Missing those early signs, the city came up more than half a million dollars short last December, a fact it failed to mention until this June! We don’t know when the administration knew of it, but as late as December it was discouraging council efforts to make significant operating cuts in the 2008 budget. When added to the recently projected 2008 shortfall of about $4 million, this unrecognized shortfall has put the city in serious financial jeopardy. Reserve and interest-bearing accounts have been raided and the city is standing on the edge of the proverbial abyss.
Our city administration, without acknowledging any accountability, has chosen a different approach to the crisis than other cities. Expenses in the 2008 budget have not been cut, only set aside until the money comes in. When will there be more money?

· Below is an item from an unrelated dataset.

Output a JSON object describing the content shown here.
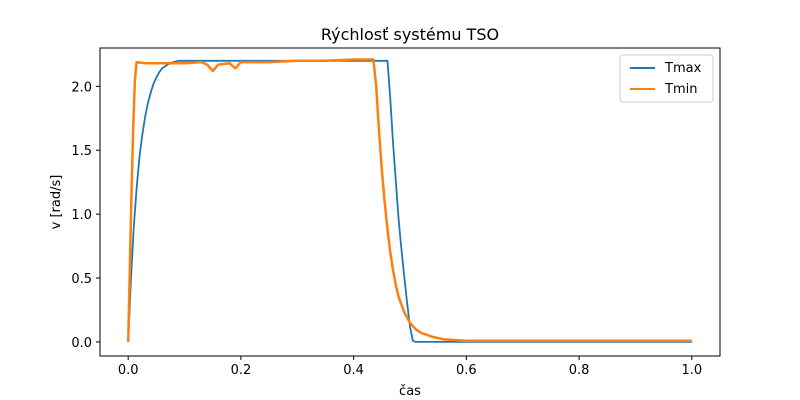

That’s where the new debt and wishful thinking come into play.
Citizen review of administration numbers reveal that on top of the $4 million shortfall in 2008, the projected revenues for 2009 will be less than those received in 2006! Couple the inflationary impact on salaries with the failure to make serious cuts in operations and the city could face an additional $4.25 million deficit in 2009. This should be the necessary and ideal time to reduce staffing to the levels recommended in the benchmarking study of several years ago, but those adjustments are in the same talking stage where they have been since the report was issued.

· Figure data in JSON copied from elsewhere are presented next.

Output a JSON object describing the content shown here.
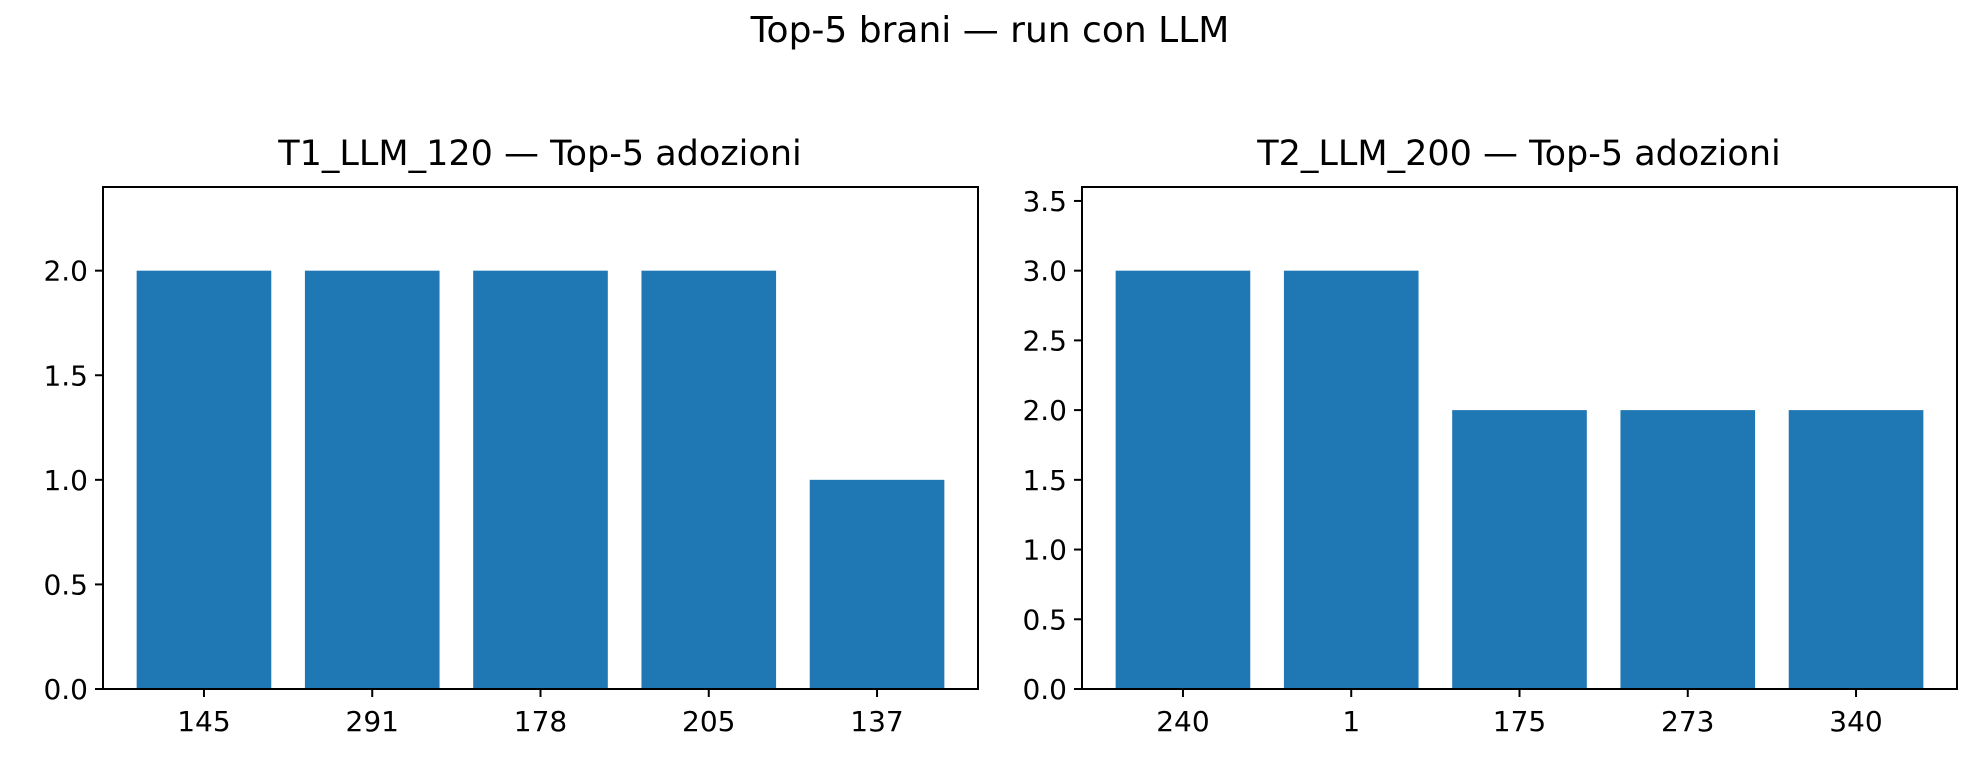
{
  "figure": {
    "suptitle": "Top-5 brani — run con LLM"
  },
  "chart_data": [
    {
      "type": "bar",
      "title": "T1_LLM_120 — Top-5 adozioni",
      "xlabel": "",
      "ylabel": "",
      "categories": [
        "145",
        "291",
        "178",
        "205",
        "137"
      ],
      "values": [
        2,
        2,
        2,
        2,
        1
      ],
      "ylim": [
        0,
        2.4
      ],
      "yticks": [
        0.0,
        0.5,
        1.0,
        1.5,
        2.0
      ],
      "ytick_labels": [
        "0.0",
        "0.5",
        "1.0",
        "1.5",
        "2.0"
      ],
      "bar_color": "#1f77b4",
      "grid": false,
      "legend": "none"
    },
    {
      "type": "bar",
      "title": "T2_LLM_200 — Top-5 adozioni",
      "xlabel": "",
      "ylabel": "",
      "categories": [
        "240",
        "1",
        "175",
        "273",
        "340"
      ],
      "values": [
        3,
        3,
        2,
        2,
        2
      ],
      "ylim": [
        0,
        3.6
      ],
      "yticks": [
        0.0,
        0.5,
        1.0,
        1.5,
        2.0,
        2.5,
        3.0,
        3.5
      ],
      "ytick_labels": [
        "0.0",
        "0.5",
        "1.0",
        "1.5",
        "2.0",
        "2.5",
        "3.0",
        "3.5"
      ],
      "bar_color": "#1f77b4",
      "grid": false,
      "legend": "none"
    }
  ]
}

Apparently the cash crunch is so severe that administration can’t wait and is seeking what you might call a “payday loan”: Upwards of $2 million in councilmanic bonds, which do not require citizen approval, will drain nearly $200,000 a year out of the general fund budget for 20 years in principal and interest payments, further jeopardizing future capital spending. The Aug. 16 edition of the Review contained the list of proposed items the bond is to cover. Ask yourself if maintenance and repairs qualify? Where did the money go if those costs had been previously budgeted?
The riskiest aspect of this approach is that potential city liabilities are not included in the discussion as there is no plan. The city faces claims in the millions of dollars that can’t be settled, properly defended in the courts, or judgments paid without recourse to additional councilmanic debt. Apparently, these are not covered by insurance and there is no reserve from which to provide settlement costs. Councilmanic bonds may be the only recourse; however, given our precarious financial situation councilmanic bonds may not be an option. Would you vote for a new tax-supported bond under these circumstances? This potential outcome requires more than a finger in the dike. It requires rational financial leadership.
If you think this is as reckless as we do, come to the City Council next Wednesday and share your opinions. Since the struggle at City Hall seems to be over supremacy shrouded in secrecy, not fiscal accountability, it is imperative that the citizens step up to hold their elected officials accountable for making rational, legal, fiscal decisions. Without this input, elected officials will use long-term debt to fund operations and avoid the painful necessity of cutting expenses.
Tell your council representative that writing checks for city mismanagement is not acceptable. It is time to put a plug in the drain rather than a finger in the dike.
Bob Fortner is a member of the Bainbridge Resource Group. Several other members also contributed to this column.